One of the first things I witnessed inside Syria was hundreds of exhausted people streaming towards the border. They were carrying what little they could of their possessions, determined to seek refuge wherever they could find it.

Islamic Relief's staff have to make frequent cross-border deliveries into Syria because it is too unsafe to establish a large base inside the country - one of the consequences of the lack of humanitarian corridors to protect aid operations.

During my visit I saw a makeshift hospital stretched to breaking point and one of the new camps that are springing up almost every week as aid agencies struggle to keep up with the huge numbers of people being displaced by the widening conflict. Aid is getting through, but there simply isn't enough food and water to sustain everyone in the 40-degree heat.

The camp I visited had been set up in the olive groves just ten days before we arrived but it was already home to over a thousand people, including 600 children. As we distributed Ramadan food packs, among the first recipients were Ahmed Abdul Karim and his amputee daughter. He said they had lost loved ones from three generations of their family, and showed us a framed picture of his late wife, daughter, son and four grandchildren - all casualties of this brutal war.

I was almost speechless. What words of comfort can you offer to a bereaved elderly man like Abdul Karim breaking down with grief, or to a weeping father whose son has just been declared 'dead on arrival' at the hospital with a bullet in his head?

I also visited the Bab al Hawa hospital, which in happier times was a restaurant. Now it is full to overflowing with casualties of the conflict and has treated 10,000 people in just six months.
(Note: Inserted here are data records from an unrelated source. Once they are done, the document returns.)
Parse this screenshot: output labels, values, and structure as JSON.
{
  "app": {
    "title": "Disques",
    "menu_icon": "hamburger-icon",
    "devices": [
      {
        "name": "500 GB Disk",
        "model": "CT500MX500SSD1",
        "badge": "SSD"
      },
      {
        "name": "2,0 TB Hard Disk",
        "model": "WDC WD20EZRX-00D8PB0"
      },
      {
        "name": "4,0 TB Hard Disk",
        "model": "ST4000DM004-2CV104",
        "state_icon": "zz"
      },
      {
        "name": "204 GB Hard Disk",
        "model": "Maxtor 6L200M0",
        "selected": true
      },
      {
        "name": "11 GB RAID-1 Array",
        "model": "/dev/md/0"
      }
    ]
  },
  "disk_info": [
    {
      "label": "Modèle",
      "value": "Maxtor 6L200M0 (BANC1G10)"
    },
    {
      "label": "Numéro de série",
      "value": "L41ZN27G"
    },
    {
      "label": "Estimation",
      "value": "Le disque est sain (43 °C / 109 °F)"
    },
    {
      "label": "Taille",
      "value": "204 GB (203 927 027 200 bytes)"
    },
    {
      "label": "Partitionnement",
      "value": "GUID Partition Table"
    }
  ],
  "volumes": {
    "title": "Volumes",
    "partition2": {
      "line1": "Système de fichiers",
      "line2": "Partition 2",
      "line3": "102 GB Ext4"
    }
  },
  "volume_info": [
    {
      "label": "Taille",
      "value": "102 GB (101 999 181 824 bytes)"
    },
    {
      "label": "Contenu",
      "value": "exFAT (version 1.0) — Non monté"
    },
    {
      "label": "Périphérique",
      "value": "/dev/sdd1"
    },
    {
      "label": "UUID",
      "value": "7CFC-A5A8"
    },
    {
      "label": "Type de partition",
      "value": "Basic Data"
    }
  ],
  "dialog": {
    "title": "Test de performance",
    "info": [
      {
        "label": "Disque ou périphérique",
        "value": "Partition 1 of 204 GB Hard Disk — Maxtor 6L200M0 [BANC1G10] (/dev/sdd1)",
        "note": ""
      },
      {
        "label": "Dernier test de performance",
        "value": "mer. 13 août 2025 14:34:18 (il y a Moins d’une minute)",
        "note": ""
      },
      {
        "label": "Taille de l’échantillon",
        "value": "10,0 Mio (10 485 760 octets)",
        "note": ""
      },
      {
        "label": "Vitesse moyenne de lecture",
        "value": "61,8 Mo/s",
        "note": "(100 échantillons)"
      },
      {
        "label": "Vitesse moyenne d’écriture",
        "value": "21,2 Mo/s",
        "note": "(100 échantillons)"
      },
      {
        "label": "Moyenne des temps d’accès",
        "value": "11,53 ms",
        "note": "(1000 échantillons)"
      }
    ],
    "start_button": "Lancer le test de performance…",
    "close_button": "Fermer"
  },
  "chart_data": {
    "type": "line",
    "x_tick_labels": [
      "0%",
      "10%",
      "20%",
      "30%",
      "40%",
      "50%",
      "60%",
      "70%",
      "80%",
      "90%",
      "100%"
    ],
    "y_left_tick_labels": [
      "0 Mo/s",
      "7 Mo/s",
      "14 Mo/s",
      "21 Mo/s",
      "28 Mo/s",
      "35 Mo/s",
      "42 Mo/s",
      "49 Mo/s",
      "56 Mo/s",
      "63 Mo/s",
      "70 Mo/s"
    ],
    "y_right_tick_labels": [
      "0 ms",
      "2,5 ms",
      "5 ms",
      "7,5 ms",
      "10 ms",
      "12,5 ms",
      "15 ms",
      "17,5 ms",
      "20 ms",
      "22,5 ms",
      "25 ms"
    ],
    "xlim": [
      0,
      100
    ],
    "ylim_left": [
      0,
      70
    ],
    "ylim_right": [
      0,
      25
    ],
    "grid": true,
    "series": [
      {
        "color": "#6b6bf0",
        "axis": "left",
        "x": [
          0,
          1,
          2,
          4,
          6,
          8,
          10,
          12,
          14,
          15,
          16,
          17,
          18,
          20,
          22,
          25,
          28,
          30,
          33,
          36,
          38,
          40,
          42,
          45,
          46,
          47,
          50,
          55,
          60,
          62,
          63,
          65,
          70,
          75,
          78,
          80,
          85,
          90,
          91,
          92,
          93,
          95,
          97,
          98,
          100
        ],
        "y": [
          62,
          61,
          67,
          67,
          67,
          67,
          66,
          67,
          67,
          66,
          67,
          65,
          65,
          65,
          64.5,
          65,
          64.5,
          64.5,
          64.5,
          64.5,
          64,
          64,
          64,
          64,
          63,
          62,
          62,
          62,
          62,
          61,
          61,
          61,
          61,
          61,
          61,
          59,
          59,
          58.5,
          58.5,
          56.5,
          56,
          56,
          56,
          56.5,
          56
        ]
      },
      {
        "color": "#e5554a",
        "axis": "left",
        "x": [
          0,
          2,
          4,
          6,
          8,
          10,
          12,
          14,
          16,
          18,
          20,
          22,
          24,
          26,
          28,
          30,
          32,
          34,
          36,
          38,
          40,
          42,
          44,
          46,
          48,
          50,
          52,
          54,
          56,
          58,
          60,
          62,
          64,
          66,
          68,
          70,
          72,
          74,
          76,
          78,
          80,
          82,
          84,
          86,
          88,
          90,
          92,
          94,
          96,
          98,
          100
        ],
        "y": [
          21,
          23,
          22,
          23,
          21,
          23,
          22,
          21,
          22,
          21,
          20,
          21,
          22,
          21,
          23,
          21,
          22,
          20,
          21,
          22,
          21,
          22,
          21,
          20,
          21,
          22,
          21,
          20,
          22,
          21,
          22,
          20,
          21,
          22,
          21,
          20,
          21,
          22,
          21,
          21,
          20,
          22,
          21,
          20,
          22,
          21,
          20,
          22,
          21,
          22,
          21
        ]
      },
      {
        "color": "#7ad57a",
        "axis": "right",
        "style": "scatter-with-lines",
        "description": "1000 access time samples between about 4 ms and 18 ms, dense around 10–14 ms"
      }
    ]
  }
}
It is one of 30 Syrian field hospitals and 60 clinics supplied and supported by Islamic Relief.

On ward after ward I saw people with sickening wounds and missing limbs, all being treated in very basic conditions. Fifteen-year-old Mustafa Ahmed screamed in pain as the doctor removed his soiled bandage to reveal a gaping wound, open to the bone. Here was an innocent schoolboy in a makeshift ward, his leg severely damaged by shrapnel from a shell, uncertain whether he will ever walk again.

I urge you to give generously to Islamic Relief's life-saving work, but we must also redouble our efforts to end this terrible conflict. That means calling all sides to come to the negotiating table, because ultimately there can be no humanitarian solution to a political problem. Peace talks are the only hope of providing real respite to the long-suffering Syrian people.